Big brother is watching you !
Une nuit, Émilie, une jeune étudiante en architecture, remarque qu'un drone silencieux l’observe à la fenêtre de son appartement. Les jours suivants, il la suit et scrute chacun de ses mouvements. D'abord protecteur, le drone devient inquiétant. Émilie se sent de plus en plus menacée.
Après la série Stalk, disponible sur france.tv et racontant l’histoire d’un hackeur surdoué qui décide de se venger d’un bizutage en piratant les appareils électroniques de ses agresseurs, Simon Bouisson revient avec un long métrage troublant qui entraîne le spectateur dans une paranoïa allant crescendo. En effet, le réalisateur a implanté dans son film, comme avec sa série, la thématique du voyeurisme à travers les technologies modernes. Cette machine volante, dont on ne connaît pas le pilote, suit Emilie partout telle une sorte de Big Brother contemporain, la surveillant à chaque instant.
Un thriller (très) contemporain
Emilie, incarnée par Marion Barbeau (En Corps), est une étudiante qui pratique le caming comme petit boulot, une activité qui consiste à se filmer en live en échange d’argent. Si elle contrôle son image sur ces plateformes dans lesquelles des hommes la paient pour la regarder faire des choses qui les excitent, le drone ne tarde pas à inverser la tendance en faisant d’Emilie sa proie. En effet, la machine semble ne plus vouloir se limiter à ce que la jeune femme veut bien laisser voir mais la posséder entièrement, dans les moindres détails de son intimité.
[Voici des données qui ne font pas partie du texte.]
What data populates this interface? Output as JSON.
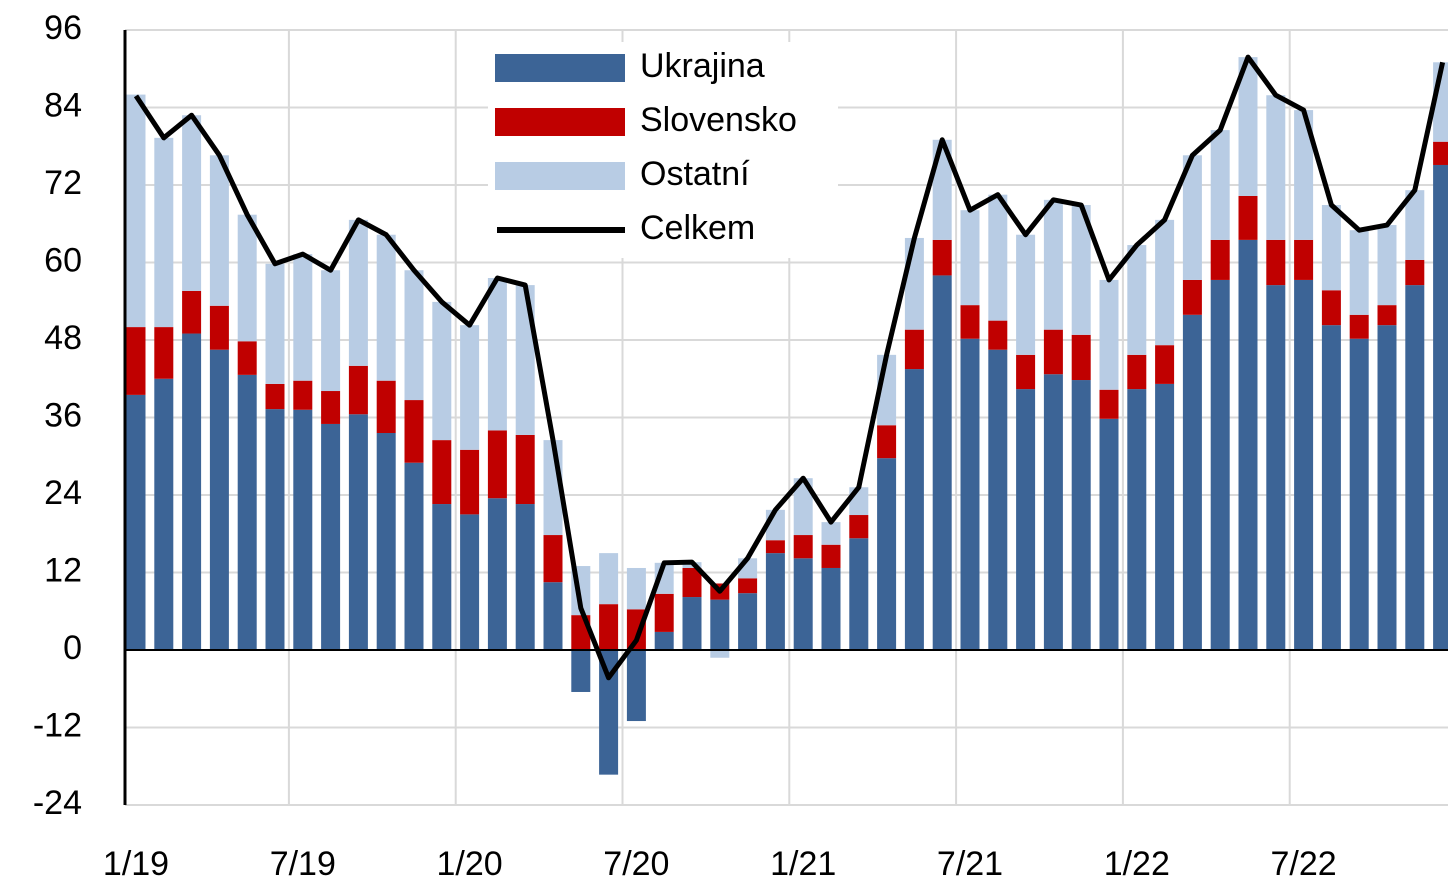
{
  "chart_data": {
    "type": "bar",
    "stacked": true,
    "categories": [
      "1/19",
      null,
      null,
      null,
      null,
      null,
      "7/19",
      null,
      null,
      null,
      null,
      null,
      "1/20",
      null,
      null,
      null,
      null,
      null,
      "7/20",
      null,
      null,
      null,
      null,
      null,
      "1/21",
      null,
      null,
      null,
      null,
      null,
      "7/21",
      null,
      null,
      null,
      null,
      null,
      "1/22",
      null,
      null,
      null,
      null,
      null,
      "7/22",
      null,
      null,
      null,
      null,
      null
    ],
    "series": [
      {
        "name": "Ukrajina",
        "color": "#3c6496",
        "values": [
          39.5,
          42,
          49,
          46.5,
          42.6,
          37.3,
          37.2,
          35,
          36.5,
          33.6,
          29,
          22.6,
          21,
          23.5,
          22.6,
          10.5,
          -6.5,
          -19.3,
          -11,
          2.8,
          8.2,
          7.8,
          8.8,
          15,
          14.2,
          12.7,
          17.3,
          29.7,
          43.5,
          58,
          48.2,
          46.5,
          40.4,
          42.7,
          41.8,
          35.8,
          40.4,
          41.2,
          51.9,
          57.3,
          63.5,
          56.5,
          57.3,
          50.3,
          48.2,
          50.3,
          56.5,
          75.1
        ]
      },
      {
        "name": "Slovensko",
        "color": "#c00000",
        "values": [
          10.5,
          8,
          6.6,
          6.8,
          5.2,
          3.9,
          4.5,
          5.1,
          7.5,
          8.1,
          9.7,
          9.9,
          10,
          10.5,
          10.7,
          7.3,
          5.4,
          7.1,
          6.3,
          5.9,
          4.5,
          2.5,
          2.3,
          2,
          3.6,
          3.6,
          3.6,
          5.1,
          6.1,
          5.5,
          5.2,
          4.5,
          5.3,
          6.9,
          7,
          4.5,
          5.3,
          6,
          5.4,
          6.2,
          6.8,
          7,
          6.2,
          5.4,
          3.7,
          3.1,
          3.9,
          3.6
        ]
      },
      {
        "name": "Ostatní",
        "color": "#b8cce4",
        "values": [
          36,
          29.3,
          27.2,
          23.3,
          19.6,
          18.6,
          19.6,
          18.7,
          22.6,
          22.6,
          20.1,
          21.4,
          19.3,
          23.6,
          23.2,
          14.7,
          7.6,
          7.9,
          6.4,
          4.8,
          0.9,
          -1.2,
          3.1,
          4.7,
          8.8,
          3.5,
          4.3,
          10.9,
          14.2,
          15.5,
          14.7,
          19.5,
          18.6,
          20.1,
          20.1,
          17,
          17,
          19.4,
          19.3,
          17,
          21.5,
          22.4,
          20.1,
          13.2,
          13.1,
          12.4,
          10.8,
          12.3
        ]
      },
      {
        "name": "Celkem",
        "color": "#000000",
        "type": "line",
        "values": [
          85.8,
          79.3,
          82.8,
          76.6,
          67.4,
          59.8,
          61.3,
          58.8,
          66.6,
          64.3,
          58.8,
          53.9,
          50.3,
          57.6,
          56.5,
          32.5,
          6.5,
          -4.3,
          1.5,
          13.5,
          13.6,
          9.1,
          14.2,
          21.7,
          26.6,
          19.8,
          25.2,
          45.7,
          63.8,
          79,
          68.1,
          70.5,
          64.3,
          69.7,
          68.9,
          57.3,
          62.7,
          66.6,
          76.6,
          80.5,
          91.8,
          85.9,
          83.6,
          68.9,
          65,
          65.8,
          71.2,
          91
        ]
      }
    ],
    "ylim": [
      -24,
      96
    ],
    "yticks": [
      -24,
      -12,
      0,
      12,
      24,
      36,
      48,
      60,
      72,
      84,
      96
    ],
    "grid": true,
    "legend": "top"
  }
}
“Manifestement, le drone métaphorise un regard, explique Simon Bouisson. Mais pas n’importe quel regard. Un regard obsessionnel et abusif. Et sans doute un regard masculin, un “male gaze”.”
Drone soulève des questions particulièrement ancrées dans notre époque. Violences sexuelles, parole des victimes remise en question, surexposition sur internet ou encore dépendance aux réseaux sociaux … Ce long métrage permet de mettre en lumière ces problématiques et de les dénoncer. Le spectateur, qui observe les scènes au travers des deux partis, garde par ailleurs une distance nécessaire par rapport au propos.
Une prouesse technique
La très talentueuse Marion Barbeau se fond parfaitement dans le personnage farouche et mystérieux d’Emilie. Nommée dans la catégorie meilleur espoir féminin lors des César 2023 pour son rôle dans En Corps de Cédric Klapisch, elle est aussi danseuse du ballet de l'Opéra de Paris. Cet atout a permis des scènes audacieuses, habilement chorégraphiées, dans lesquelles l’actrice et le drone se font face dans un ballet tourbillonnant.
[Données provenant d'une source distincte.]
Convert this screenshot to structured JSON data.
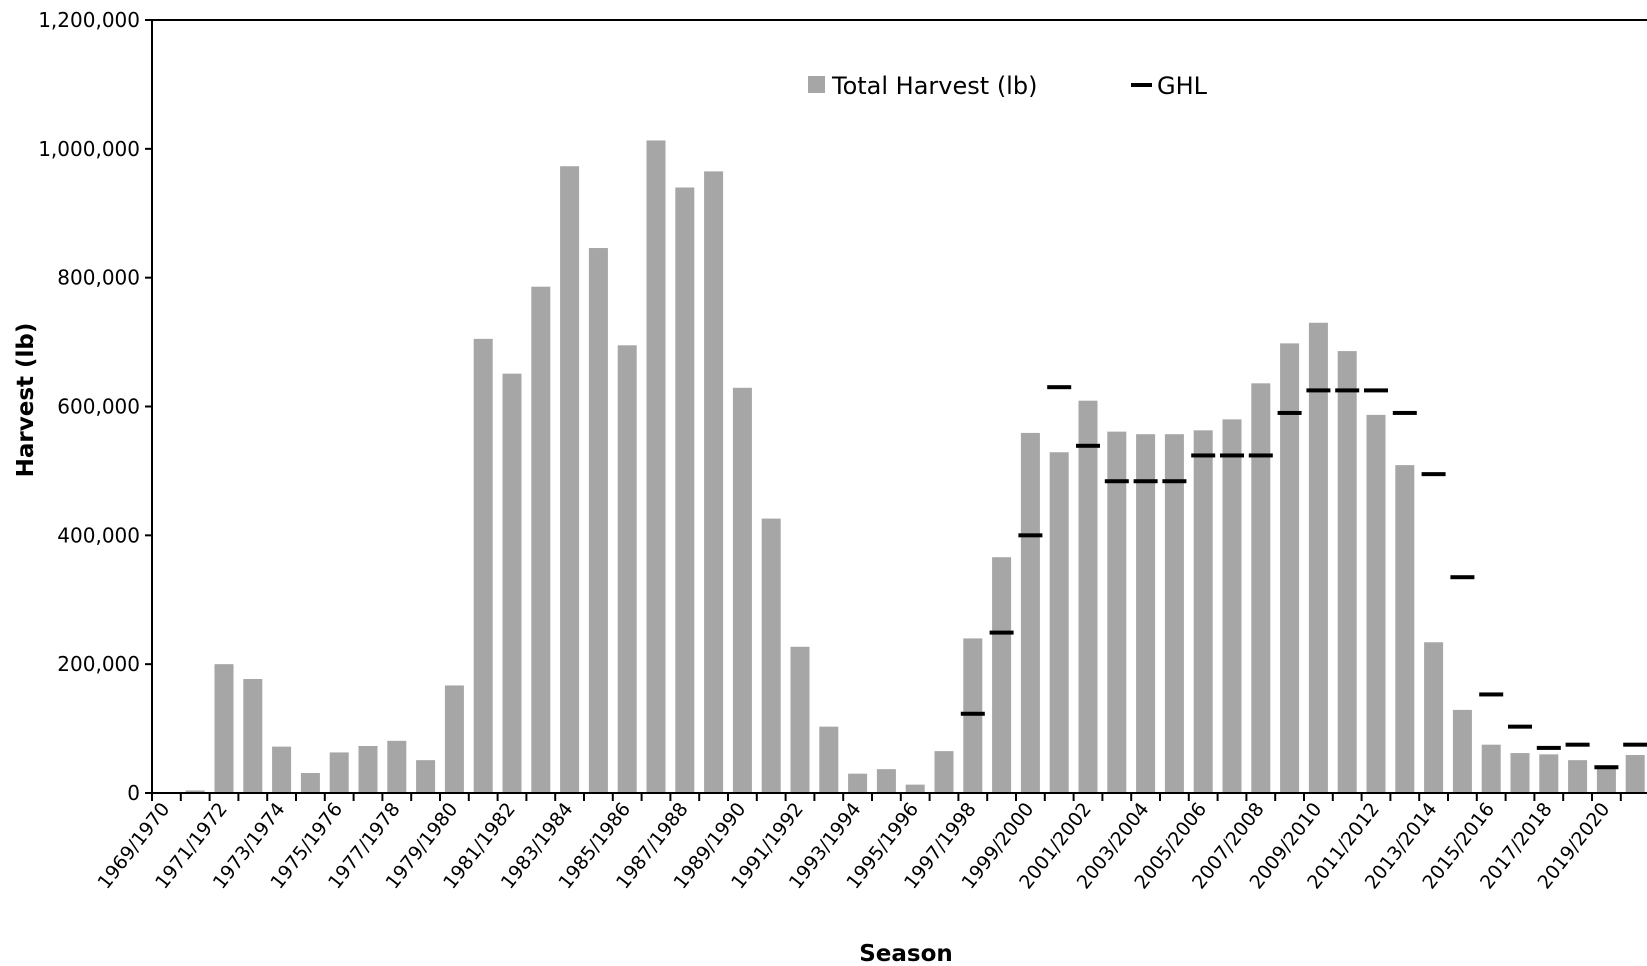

Le film est en effet frappant de technique dans la vitesse des prises de vue et leur justesse, permises par des pilotes de drones aguerris. “Le pilote se tenait à 100m de là, en immersion, son casque de réalité virtuelle devant les yeux, raconte le cinéaste à propos d’une scène. Il dirigeait le drone du bout des doigts en déplaçant les joysticks d’à peine deux ou trois millimètres. Et la machine en trois secondes passait de 0 à 200 km/h pour zigzaguer entre les pylônes. Toute l’équipe était cachée plus loin pour ne pas être dans le champ, le drone tournait à 360° autour de Marion qui devait danser avec lui. Après chaque prise, elle communiquait avec le droneur pour préciser les mouvements de la machine. Et elle me parlait du drone qui la filmait comme s’il s’agissait d’un acteur, c’était pour elle un vrai partenaire de jeu.”
Drone comporte de sublimes plans séquences partant de presque 500 mètres au-dessus de la ville pour ensuite la survoler. Simon Bouisson souhaitait néanmoins que ces plans “vus du ciel” n’aient pas pour seule vocation le spectaculaire : ils ont un réel rôle dramaturgique.
Le drone a en effet une destination bien précise. Il traverse la ville puis entre par une fenêtre et se faufile ensuite dans des couloirs pour enfin arriver dans la chambre de ses proies. Le réalisateur a ainsi élaboré un point de vue particulier, comme s’il s’agissait physiquement d’un regard. Cette volonté de faire de la machine un personnage à part entière renforce le propos inquiétant du film.
D’ailleurs, lorsque le spectateur se retrouve dans l'œil du drone tout devient silencieux car la machine est sourde. Il semble alors qu’on l'entende respirer, comme un vrai voyeur tentant de faire le moins de bruit possible pour ne pas être vu…
Thriller haletant et brillant par sa technicité, Drone est à découvrir en salle dès maintenant.